Des études randomisées concernant le traitement au moyen d'une ACM et le timing optimal sont en cours avec l'Impella® (DanGer Shock, DTU-STEMI) et l'ECMO-VA (ECLS-SHOCK, EURO SHOCK), mais elles se concentrent sur la population spécifique présentant un CC lié à un SCA. Compte tenu des autres critères d'inclusion et d'exclusion, il semble que ces études ne concernent qu'un tiers de la population générale souffrant d'un CC, ce qui montre que de plus amples études restent nécessaires pour certaines sous-populations (CC non lié à un SCA, comme une myocardite, une insuffisance cardiaque préalable ...).16,17
Conclusion
Le CC reste une affection grevée d'une mortalité élevée, avec une grande marge d'optimisation du traitement. Les recommandations préconisent l'initiation d'une ACM chez les patients en CC réfractaire, lorsque le traitement initial par remplissage et inotropes/vasopresseurs n'a pas d'effet (suffisant).

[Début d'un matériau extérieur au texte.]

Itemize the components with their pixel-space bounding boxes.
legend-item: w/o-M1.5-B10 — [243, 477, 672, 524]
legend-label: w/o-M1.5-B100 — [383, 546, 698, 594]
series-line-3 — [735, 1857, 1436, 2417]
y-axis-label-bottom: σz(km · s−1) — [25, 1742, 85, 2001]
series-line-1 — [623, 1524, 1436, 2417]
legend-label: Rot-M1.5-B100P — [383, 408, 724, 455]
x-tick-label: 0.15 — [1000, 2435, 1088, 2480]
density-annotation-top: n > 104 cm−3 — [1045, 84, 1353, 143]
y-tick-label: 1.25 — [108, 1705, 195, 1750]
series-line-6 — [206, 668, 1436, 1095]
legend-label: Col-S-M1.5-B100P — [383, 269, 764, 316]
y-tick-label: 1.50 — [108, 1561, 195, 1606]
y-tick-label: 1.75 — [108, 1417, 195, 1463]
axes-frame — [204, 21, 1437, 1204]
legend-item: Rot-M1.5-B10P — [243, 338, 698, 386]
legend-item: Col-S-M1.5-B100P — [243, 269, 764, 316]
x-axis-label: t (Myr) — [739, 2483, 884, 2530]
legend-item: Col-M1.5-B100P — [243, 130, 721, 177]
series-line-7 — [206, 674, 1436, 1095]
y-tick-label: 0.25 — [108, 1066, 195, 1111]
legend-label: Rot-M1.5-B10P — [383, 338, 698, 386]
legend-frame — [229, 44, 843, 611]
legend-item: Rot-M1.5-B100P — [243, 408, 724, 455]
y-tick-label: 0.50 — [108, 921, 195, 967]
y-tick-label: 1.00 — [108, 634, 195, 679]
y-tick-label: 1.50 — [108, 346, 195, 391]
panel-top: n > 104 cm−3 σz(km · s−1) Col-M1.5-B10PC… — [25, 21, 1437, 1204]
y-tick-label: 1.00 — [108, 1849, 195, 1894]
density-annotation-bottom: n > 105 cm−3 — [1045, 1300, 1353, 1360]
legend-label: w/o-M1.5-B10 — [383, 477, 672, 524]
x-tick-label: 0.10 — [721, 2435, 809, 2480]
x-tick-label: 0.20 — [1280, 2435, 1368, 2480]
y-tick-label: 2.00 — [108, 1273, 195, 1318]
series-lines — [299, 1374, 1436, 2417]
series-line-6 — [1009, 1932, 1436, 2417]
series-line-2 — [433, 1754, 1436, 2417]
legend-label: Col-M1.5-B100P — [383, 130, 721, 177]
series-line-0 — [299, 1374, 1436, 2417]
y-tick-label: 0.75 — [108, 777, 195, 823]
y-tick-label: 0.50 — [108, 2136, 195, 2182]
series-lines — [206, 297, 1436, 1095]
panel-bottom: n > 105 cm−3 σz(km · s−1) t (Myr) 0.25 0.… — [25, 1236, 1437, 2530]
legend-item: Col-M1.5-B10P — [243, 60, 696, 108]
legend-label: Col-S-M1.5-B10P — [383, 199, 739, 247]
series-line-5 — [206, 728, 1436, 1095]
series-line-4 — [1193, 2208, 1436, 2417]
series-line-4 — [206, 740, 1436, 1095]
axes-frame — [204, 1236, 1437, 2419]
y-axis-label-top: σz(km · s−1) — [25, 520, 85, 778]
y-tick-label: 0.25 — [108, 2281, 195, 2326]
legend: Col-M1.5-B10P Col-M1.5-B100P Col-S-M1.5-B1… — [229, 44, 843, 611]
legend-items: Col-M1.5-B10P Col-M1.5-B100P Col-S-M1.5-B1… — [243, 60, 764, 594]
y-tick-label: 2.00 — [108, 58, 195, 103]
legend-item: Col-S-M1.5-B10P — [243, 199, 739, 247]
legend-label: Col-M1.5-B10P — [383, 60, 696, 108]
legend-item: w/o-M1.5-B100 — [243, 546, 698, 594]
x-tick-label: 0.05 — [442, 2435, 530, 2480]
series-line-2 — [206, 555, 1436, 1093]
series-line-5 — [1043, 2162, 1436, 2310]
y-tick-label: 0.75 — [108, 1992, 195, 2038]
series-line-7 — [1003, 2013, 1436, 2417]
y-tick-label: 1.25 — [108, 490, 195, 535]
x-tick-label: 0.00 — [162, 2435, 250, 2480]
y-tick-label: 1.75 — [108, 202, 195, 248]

D'un point de vue physiopathologique, le choix de l'association de l'ACM semble logique, mais aucune amélioration de la mortalité n'a actuellement été démontrée avec aucun dispositif dans la population de patients souffrant d'un CC. Ceci est principalement dû à l'absence de données qualitatives, de sorte qu'aucune recommandation ferme ne peut être formulée concernant le timing, le choix du dispositif et la sélection des patients. Dans ce contexte, ceci souligne l'importance des résultats des études randomisées mises sur pied ces dernières années, qu'on attend prochainement.